ROANOKE TIMES

                         Roanoke Times
                 Copyright (c) 1995, Landmark Communications, Inc.

DATE: FRIDAY, May 13, 1994                   TAG: 9405130083
SECTION: EDITORIAL                    PAGE: A14   EDITION: METRO 
SOURCE: 
DATELINE:                                 LENGTH: Medium


A CONGRESS OF FREELOADERS

ANYONE who says there's no free lunch is obviously not, and never has been, a member of Congress.

Of course there's a free lunch. And free breakfasts, free dinners, free concerts, free tickets to football games and free vacations under the guise of "fact-finding" trips and legislative retreats.

They are part of a system that allows well-heeled lobbyists for special-interest groups to buy access and influence with Congress, access denied the American public's Ordinary Joes and Jills.

"We senators get thousands of letters ... thousands of phone calls from people pleading for access ... but they do not get it," says Sen. Frank Lautenberg, D-N.J. Instead, he says, it's the lobbyists, picking up lawmakers' tabs in pricey Washington watering holes and at elegant resorts, who have the lawmakers' ears.

Lautenberg is one of the legislators who on Wednesday bulldogged through the Senate a near-total ban on gifts to senators and their staffs from lobbyists and from most other people. If it survives negotiations with the House, which has passed a much weaker bill governing lobbyists' largess, the measure could help alter the culture that is separating Washington from the rest of America - to the detriment of both.

Not every lawmaker lives the lobbyists' high life. And the outright selling of a congressional vote for a drink or a meal would be not only illegal but also declasse, cheapening the access market

But access-buying through financial perks and favor is how the well-oiled, well-wired lobbyists get the edge when it comes time to mention that little item to add in committee mark-up of an appropriations bill, or remove that pesky little clause in a regulation bill. At the least, it means it's your arguments that will get heard before the other guy's. At the most, it means only your arguments will be heard and heeded.

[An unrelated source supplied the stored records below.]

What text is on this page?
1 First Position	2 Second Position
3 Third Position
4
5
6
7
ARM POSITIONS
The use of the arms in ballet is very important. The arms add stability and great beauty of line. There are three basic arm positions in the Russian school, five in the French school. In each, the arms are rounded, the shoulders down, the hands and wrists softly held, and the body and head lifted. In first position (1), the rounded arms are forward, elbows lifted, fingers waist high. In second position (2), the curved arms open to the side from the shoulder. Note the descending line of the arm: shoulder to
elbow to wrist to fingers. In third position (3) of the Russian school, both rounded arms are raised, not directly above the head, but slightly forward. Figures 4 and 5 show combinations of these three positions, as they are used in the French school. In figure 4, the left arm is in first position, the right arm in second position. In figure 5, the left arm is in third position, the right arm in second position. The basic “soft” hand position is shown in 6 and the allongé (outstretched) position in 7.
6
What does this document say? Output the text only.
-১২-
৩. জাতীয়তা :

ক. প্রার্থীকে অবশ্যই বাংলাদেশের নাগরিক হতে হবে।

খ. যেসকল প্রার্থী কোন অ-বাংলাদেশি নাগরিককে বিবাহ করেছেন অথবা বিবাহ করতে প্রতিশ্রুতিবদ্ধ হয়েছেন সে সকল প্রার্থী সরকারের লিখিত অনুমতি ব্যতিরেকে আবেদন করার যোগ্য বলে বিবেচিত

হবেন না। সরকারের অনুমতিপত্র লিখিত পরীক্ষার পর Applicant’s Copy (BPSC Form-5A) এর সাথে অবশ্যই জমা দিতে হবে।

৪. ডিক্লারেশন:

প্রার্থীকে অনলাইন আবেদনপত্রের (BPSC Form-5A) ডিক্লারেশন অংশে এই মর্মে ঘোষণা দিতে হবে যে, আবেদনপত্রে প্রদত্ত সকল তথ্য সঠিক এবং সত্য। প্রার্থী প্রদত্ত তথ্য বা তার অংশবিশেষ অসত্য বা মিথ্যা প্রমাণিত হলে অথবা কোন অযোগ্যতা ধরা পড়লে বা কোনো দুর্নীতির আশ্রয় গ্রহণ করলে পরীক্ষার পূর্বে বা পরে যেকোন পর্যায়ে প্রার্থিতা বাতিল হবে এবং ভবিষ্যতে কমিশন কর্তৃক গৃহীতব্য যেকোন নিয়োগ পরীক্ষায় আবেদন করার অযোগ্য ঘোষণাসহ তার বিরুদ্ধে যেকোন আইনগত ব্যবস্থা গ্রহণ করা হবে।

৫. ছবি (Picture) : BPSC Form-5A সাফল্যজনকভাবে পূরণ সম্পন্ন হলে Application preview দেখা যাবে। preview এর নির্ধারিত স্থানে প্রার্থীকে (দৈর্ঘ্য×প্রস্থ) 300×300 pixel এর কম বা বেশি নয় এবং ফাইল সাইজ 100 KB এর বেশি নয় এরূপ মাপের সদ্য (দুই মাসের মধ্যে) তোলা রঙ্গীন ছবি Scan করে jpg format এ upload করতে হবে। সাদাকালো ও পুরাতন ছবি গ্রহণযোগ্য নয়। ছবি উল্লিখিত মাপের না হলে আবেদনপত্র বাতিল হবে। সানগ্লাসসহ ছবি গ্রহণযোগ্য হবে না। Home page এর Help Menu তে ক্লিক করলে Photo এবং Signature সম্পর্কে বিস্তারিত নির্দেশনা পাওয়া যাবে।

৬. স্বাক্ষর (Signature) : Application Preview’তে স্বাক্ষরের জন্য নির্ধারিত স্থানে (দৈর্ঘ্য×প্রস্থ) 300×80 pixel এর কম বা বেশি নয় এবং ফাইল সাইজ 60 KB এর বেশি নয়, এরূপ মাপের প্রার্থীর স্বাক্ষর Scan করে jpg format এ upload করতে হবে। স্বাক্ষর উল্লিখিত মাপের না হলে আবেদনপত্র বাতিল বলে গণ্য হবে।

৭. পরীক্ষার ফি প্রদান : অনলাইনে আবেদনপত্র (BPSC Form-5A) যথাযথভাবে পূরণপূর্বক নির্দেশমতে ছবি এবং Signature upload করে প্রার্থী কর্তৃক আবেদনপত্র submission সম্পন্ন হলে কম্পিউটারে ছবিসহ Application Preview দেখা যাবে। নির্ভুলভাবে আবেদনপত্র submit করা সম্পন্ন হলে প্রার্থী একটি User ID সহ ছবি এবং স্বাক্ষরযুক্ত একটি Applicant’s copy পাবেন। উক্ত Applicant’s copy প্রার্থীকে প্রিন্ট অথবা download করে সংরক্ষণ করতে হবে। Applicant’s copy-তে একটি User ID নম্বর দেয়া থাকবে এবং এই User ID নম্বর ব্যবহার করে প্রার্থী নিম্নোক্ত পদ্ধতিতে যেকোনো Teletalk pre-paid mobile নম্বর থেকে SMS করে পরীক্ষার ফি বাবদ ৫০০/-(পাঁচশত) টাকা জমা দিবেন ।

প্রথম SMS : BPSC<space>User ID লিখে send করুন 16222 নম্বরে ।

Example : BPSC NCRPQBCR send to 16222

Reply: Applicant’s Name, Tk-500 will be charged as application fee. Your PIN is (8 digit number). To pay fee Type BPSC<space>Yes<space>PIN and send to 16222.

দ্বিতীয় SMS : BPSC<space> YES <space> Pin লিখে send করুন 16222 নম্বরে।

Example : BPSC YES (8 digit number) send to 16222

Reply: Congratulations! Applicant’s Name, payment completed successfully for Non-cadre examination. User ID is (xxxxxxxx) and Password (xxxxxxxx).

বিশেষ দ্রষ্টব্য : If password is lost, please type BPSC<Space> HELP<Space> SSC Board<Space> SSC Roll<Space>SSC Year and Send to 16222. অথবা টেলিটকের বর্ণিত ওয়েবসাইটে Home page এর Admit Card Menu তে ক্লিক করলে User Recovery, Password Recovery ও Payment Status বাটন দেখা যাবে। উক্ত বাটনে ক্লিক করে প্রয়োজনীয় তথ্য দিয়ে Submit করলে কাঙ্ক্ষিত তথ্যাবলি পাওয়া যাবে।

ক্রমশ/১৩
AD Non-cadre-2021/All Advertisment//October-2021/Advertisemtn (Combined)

Current limits on gifts to members of Congress and their staffs haven't kept the system from perking along as usual. There are, for instance, no limits on the amounts lobbyists can spend to feed Congress' big egos and big appetites when the members are in Washington, D.C. - which is where the lawmakers sometimes hang out when they're not on jaunts.

In fact, there are so many loopholes in the existing restrictions that you could fly a corporate VIP jet through them, and such jets fly nearly every day. (Recently, there have been numerous newspaper and television exposes about jetloads of federal legislators, their wives, husbands and aides being taken on all-expense-paid trips to exotic hideaways for "retreats" to discuss the special legislative interests of those paying the fare.)

Even so, the freebies are only part of the story - and the smaller part at that. If Congress in the end does pass the stronger bill approved by the Senate, it will be a step in the right direction. It will do nothing, however, about a campaign-financing sytem that reeks with special-interest influence. True reform on that point would involve public financing of congressional elections, in exchange for far more severe restrictions on private financing.

The work of Congress is the public's work. Remuneration should be from public funds. When Congress tries to serve two masters at once, the public and perks-paying lobbyists, don't assume it's the public that gets first priority.